El conocimiento de la historia entrega uno de los más poderosos argumentos acerca de la existencia de Dios, la cualidad única del pueblo judío, y las verdades de la Torá. ¿Qué hace al judaísmo diferente de todas las otras religiones que claman ser la verdad? ¿Qué es lo peculiar de nuestra religión? La Torá nos entrega una pista directa: "Pues inquiere ahora acerca de los días primeros que hubieron antes de ti, desde el día que Dios creó al hombre sobre la tierra, y desde el confín de los cielos hasta el (otro) confín de los cielos: ¿Acaso ha habido una cosa grandiosa como ésta o acaso se ha escuchado algo semejante? ¿Acaso gente ha escuchado la voz de Dios hablando desde el centro de los fuegos como tú has escuchado y sobrevivido?" (Deuteronomio 4:32-33)

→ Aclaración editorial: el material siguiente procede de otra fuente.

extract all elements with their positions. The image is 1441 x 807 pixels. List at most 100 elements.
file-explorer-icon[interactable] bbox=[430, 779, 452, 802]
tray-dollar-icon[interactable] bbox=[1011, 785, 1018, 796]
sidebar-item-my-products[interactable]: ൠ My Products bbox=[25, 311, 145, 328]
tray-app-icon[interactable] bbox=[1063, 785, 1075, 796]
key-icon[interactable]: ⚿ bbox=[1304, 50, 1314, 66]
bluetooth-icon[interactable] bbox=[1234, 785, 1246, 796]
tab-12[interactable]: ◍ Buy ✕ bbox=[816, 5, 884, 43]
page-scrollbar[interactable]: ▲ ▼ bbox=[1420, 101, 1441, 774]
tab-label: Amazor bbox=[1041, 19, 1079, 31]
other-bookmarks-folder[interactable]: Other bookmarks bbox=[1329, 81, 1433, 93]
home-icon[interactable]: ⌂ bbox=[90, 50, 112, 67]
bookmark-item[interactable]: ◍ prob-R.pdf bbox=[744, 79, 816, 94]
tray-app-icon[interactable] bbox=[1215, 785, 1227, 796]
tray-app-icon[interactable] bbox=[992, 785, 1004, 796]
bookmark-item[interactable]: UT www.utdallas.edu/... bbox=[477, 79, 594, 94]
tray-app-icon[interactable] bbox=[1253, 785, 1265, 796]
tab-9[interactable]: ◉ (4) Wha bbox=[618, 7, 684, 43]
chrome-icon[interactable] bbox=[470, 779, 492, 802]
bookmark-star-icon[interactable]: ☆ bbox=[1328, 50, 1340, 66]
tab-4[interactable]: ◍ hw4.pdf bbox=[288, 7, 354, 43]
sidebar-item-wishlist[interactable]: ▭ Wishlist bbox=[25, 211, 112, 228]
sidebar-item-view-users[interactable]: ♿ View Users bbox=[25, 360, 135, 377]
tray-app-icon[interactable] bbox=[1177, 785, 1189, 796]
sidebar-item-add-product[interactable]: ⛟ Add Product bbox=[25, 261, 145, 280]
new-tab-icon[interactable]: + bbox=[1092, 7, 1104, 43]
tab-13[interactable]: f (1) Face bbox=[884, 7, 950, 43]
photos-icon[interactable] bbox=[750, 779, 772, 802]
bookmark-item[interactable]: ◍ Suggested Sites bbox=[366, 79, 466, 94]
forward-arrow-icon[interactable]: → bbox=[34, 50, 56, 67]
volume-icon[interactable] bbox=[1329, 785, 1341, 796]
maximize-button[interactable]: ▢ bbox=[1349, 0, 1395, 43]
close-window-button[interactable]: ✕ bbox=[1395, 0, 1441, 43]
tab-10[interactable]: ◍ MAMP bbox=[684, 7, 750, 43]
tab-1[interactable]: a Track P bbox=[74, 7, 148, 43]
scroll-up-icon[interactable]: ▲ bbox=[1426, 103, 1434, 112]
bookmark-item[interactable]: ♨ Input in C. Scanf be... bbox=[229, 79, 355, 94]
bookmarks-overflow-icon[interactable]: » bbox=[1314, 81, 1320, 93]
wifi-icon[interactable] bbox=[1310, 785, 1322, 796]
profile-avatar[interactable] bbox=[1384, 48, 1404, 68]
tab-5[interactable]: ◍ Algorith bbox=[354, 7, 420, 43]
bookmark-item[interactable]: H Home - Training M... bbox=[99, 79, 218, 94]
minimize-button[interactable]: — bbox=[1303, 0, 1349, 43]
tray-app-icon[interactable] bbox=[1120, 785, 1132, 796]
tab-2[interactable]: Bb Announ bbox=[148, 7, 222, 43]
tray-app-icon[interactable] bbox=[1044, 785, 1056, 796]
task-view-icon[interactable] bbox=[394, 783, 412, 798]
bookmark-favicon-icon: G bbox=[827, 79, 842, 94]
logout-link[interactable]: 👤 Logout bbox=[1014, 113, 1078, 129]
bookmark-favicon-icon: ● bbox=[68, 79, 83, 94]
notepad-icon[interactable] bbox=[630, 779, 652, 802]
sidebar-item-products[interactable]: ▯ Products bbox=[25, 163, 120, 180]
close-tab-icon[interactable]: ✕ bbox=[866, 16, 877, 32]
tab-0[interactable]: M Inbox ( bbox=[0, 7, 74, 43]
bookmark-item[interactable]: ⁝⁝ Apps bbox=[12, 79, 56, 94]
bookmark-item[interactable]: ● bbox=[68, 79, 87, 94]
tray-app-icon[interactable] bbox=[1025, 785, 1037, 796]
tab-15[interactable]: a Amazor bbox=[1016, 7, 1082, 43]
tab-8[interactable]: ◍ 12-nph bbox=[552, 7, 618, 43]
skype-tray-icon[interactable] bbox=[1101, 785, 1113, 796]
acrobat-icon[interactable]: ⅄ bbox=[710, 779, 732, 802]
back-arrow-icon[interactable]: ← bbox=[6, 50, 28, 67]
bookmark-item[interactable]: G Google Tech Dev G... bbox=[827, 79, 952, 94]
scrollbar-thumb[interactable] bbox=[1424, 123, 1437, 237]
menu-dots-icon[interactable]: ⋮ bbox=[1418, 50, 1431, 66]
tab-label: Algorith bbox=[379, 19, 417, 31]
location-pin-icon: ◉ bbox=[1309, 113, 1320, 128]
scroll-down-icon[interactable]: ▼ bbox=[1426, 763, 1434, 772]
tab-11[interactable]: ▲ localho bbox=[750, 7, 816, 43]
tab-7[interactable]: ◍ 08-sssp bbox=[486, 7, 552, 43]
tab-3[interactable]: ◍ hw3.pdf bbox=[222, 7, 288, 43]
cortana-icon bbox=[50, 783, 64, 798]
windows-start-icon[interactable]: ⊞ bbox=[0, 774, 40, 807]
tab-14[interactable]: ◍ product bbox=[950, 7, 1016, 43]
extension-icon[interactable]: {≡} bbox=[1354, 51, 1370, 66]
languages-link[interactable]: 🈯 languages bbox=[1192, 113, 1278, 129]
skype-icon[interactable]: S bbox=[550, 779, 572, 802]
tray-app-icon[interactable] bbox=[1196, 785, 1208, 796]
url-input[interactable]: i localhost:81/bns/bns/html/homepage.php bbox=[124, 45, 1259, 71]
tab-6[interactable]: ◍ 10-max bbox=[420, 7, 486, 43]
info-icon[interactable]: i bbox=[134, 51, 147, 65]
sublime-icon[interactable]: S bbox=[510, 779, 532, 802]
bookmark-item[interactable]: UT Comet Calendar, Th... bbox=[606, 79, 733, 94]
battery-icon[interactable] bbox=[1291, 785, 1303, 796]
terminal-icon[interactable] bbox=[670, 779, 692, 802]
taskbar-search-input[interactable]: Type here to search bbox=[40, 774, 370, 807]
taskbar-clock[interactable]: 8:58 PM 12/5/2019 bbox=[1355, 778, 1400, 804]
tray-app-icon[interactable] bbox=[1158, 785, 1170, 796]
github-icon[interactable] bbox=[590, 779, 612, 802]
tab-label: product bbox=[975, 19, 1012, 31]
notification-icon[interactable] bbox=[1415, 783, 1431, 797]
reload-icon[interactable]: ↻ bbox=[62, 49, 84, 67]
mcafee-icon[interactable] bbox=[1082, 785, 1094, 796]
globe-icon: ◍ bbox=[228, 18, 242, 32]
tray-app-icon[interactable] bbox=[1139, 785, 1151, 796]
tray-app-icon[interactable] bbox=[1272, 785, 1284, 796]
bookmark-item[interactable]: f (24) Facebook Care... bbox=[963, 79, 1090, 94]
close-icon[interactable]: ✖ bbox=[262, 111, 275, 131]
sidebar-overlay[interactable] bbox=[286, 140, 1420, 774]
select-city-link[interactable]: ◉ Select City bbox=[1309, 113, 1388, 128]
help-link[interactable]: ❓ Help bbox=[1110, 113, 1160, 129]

Dios nos está diciendo que veamos en toda la historia y busquemos si es que hay alguna otra nación que alguna vez haya afirmado lo mismo que afirman los judíos – que la nación entera experimentó una revelación nacional, escuchando a Dios hablarles a todos de una sola vez. No ha habido; es una afirmación única en los anales de la historia. Ninguna otra religión ha hecho está misma aseveración, porque es la única aseveración que sólo puede hacerse si es que es verdad (todas recurren a una revelación personal imposible de comprobar). La historia muestra la singularidad del judaísmo.

Si uno mira en pequeños retazos del tiempo, los judíos pueden parecer débiles, decrecientes o condenados. Pero una vez que vemos atrás en la historia, podemos ver decenas de poderosas naciones que nos han oprimido en el pasado que hoy en día no son nada más que monumentos, atracciones turísticas y recuerdos, mientras que el pueblo judío está igual de vibrante que siempre. El antiguo Egipto tiene sus pirámides, Grecia tiene el Partenón y la Acrópolis, Roma tiene el Coliseo y el Arco de Tito (que describe el exilio judío y el saqueo del Segundo Templo). Pero los judíos siguen vivos y coleando. Como dijo Mark Twain, "El judío lo vio todo, venció todo, y esta ahora haciendo lo que siempre ha hecho, no mostrar decadencia, o padecimiento de la edad, ni debilidad de sus partes, ni decaimiento de sus energías, ni entorpecimiento de su mente agresiva y alerta. Todas las cosas son mortales menos el judío; todas las otras fuerzas pasan, pero él perdura. ¿Cuál es el secreto de su inmortalidad?".

La historia muestra que los judíos son, de hecho, la nación eterna, tal como Dios prometió, "Pues Yo soy Dios, Yo no cambio; ustedes son los hijos de Iaacov, ustedes no dejaran de serlo" (Malaquías 3:6).

Mientras que algunas personas confunden la historia con la ficción y los cuentos de hadas con los hechos, asegurémonos de estudiar nuestra historia judía con una mente crítica. Mientras más sepamos de nuestro notable pasado, más vibrante va a ser nuestro futuro judío.